Patna to have Asia’s first Dolphin Research Centre
PATNA: With the Union government reportedly giving its approval, Patna University (PU) is likely to have Asia’s first Dolphin Research Centre soon.
The state government had earlier submitted to the Union government a proposal to set up the research centre, listing therein ways to conserve the dwindling population of dolphins.
The idea of setting up this centre was mooted when Planning Commission deputy chairman Montek Singh Ahluwalia visited Patna on February 18 last year and watched dolphins in the Ganga. He offered financial help to set up this centre. Later, chief minister Nitish Kumar, at a meeting of the state wildlife board, endorsed the proposal and asked the planning secretary to go ahead with it.
According to Gangetic dolphin expert and PU zoology teacher Ravindra Kumar Sinha, there are only about 2,500 dolphins in the Ganga basin, according to a 2006 survey, of which 60% are found exclusively in Bihar. The mammals are found at the confluence of the Ganga and the Saryu at Doriganj in Saran district, confluence the of Ganga and the Gandak at Sonepur in the same district and the confluence of the Ganga and the Kosi at Kursela in Katihar district.

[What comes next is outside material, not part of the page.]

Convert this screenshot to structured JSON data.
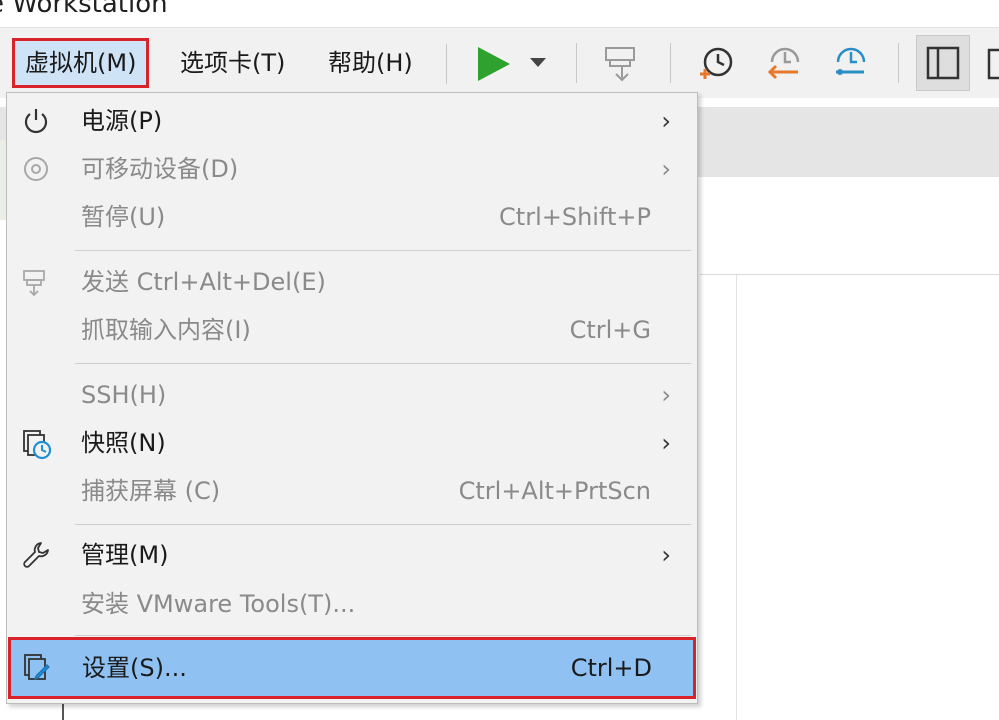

The number of dolphins has been decreasing mainly because of increasing pollution of the river water and indiscriminate killing of the animal by fishermen. Decrease in the depth of rivers due to increasing siltation and rise in industrial and municipal effluents have also led to reduction in the habitat size of the mammal and decline in its population, says Sinha.
The Vikramshila Gangetic Dolphin Sanctuary, India’s only dolphin sanctuary, spread over 50km along the Ganga, is located in Bhagalpur district. The Gangetic river dolphin is India’s national aquatic animal, but it frequently falls prey to poachers. Their carcasses are found regularly on river banks.
The mammals are killed at an alarming rate with wildlife officials saying poachers kill them for their flesh and oil, which is used as an ointment and aphrodisiac.
Gangetic river dolphins fall under Schedule I of the Indian Wildlife (Protection) Act and have been declared an endangered species by the International Union for Conservation of Nature. Last year, the Bihar government decided to set up a task force for their conservation.
The Gangetic river dolphin is one of the four freshwater dolphin species in the world. The other three are found in Yangtze river in China, Indus river in Pakistan and Amazon river in South America. The Gangetic river species – found in India, Bangladesh and Nepal – is blind and finds its way and prey in the river waters with the help of ‘echoes’.